Skip to main content

Welcome changes for children’s hearings

The Children (Scotland) Bill, recently passed into law, is another welcome step towards making the hearings system more caring and inclusive.

The new measures are entirely focused on making things better for children, and that’s exactly what we are striving for at Children’s Hearings Scotland (CHS). The changes include new rules around how Panel Members listen to children, and how they deal with family contact.

The new law will come into force next year when children, young people and families, will start to see a real difference in the hearing room.

National Convener, Elliot Jackson, says: “We want to make sure these changes are felt by children and families, that they feel they are able to be heard, and that all important relationships are taken into account when making decisions about their lives.”

The Bill says that children must be able to give their views in ‘in the manner the child prefers’, with the ‘extremely limited’ exceptions to this being when a child is incapable of forming a view, or cannot be located.

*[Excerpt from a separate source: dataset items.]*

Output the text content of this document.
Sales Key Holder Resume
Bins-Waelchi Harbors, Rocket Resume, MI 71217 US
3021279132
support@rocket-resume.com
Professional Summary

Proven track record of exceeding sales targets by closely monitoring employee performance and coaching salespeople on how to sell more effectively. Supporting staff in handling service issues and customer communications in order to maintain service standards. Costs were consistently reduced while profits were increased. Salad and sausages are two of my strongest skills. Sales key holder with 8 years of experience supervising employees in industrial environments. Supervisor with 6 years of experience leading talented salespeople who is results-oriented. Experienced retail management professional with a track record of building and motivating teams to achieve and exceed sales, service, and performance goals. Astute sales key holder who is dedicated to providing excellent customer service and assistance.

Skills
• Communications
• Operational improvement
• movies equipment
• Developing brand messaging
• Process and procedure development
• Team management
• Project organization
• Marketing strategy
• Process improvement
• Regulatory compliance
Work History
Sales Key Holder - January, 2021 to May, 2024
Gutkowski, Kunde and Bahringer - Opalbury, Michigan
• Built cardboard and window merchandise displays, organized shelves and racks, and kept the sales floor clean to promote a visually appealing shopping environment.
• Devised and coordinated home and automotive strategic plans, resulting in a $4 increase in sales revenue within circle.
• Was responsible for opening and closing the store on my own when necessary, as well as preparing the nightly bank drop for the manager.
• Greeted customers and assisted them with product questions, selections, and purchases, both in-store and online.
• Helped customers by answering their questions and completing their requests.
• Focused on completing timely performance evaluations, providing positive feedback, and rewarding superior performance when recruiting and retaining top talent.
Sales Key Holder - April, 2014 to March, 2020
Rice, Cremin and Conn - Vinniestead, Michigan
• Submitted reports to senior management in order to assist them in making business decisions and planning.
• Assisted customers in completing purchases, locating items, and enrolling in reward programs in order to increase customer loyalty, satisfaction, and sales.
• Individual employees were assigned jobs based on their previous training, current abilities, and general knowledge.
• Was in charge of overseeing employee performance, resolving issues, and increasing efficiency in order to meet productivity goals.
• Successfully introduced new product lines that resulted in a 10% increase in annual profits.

“We now need to work with Panel Members, the Scottish Government and partners on how we can give children the chance to share their thoughts and feelings with Children’s Panels in different ways,” Elliot says. “How we do this is also something the Care Review asked of us, and we are exploring the different ways we can better listen to children and young people, inside and outside the hearing room.”  

The Bill will also mean more people in children’s lives can be informed about hearings, and involved in them, which means Panel Members will have more legal opportunities to support contact between siblings, or other important people in children’s lives.

Elliot Jackson said: “Relationships are a hugely important part of children’s lives, and sometimes in hearings we have to make decisions which impact on these relationships. Contact arrangements may mean a child lives with only one parent, or a grandparent, for a time. This Bill makes it clear that we need to put in place stronger measures to make sure that when these things happen, children are still able to maintain other important relationships with people they may not be living with.”

The new Act will come into force when it receives Royal Assent, which is likely to happen early next year. In the meantime our training and guidance will be updated to ensure the Panel Community is well prepared to put these changes into practice in the hearing room.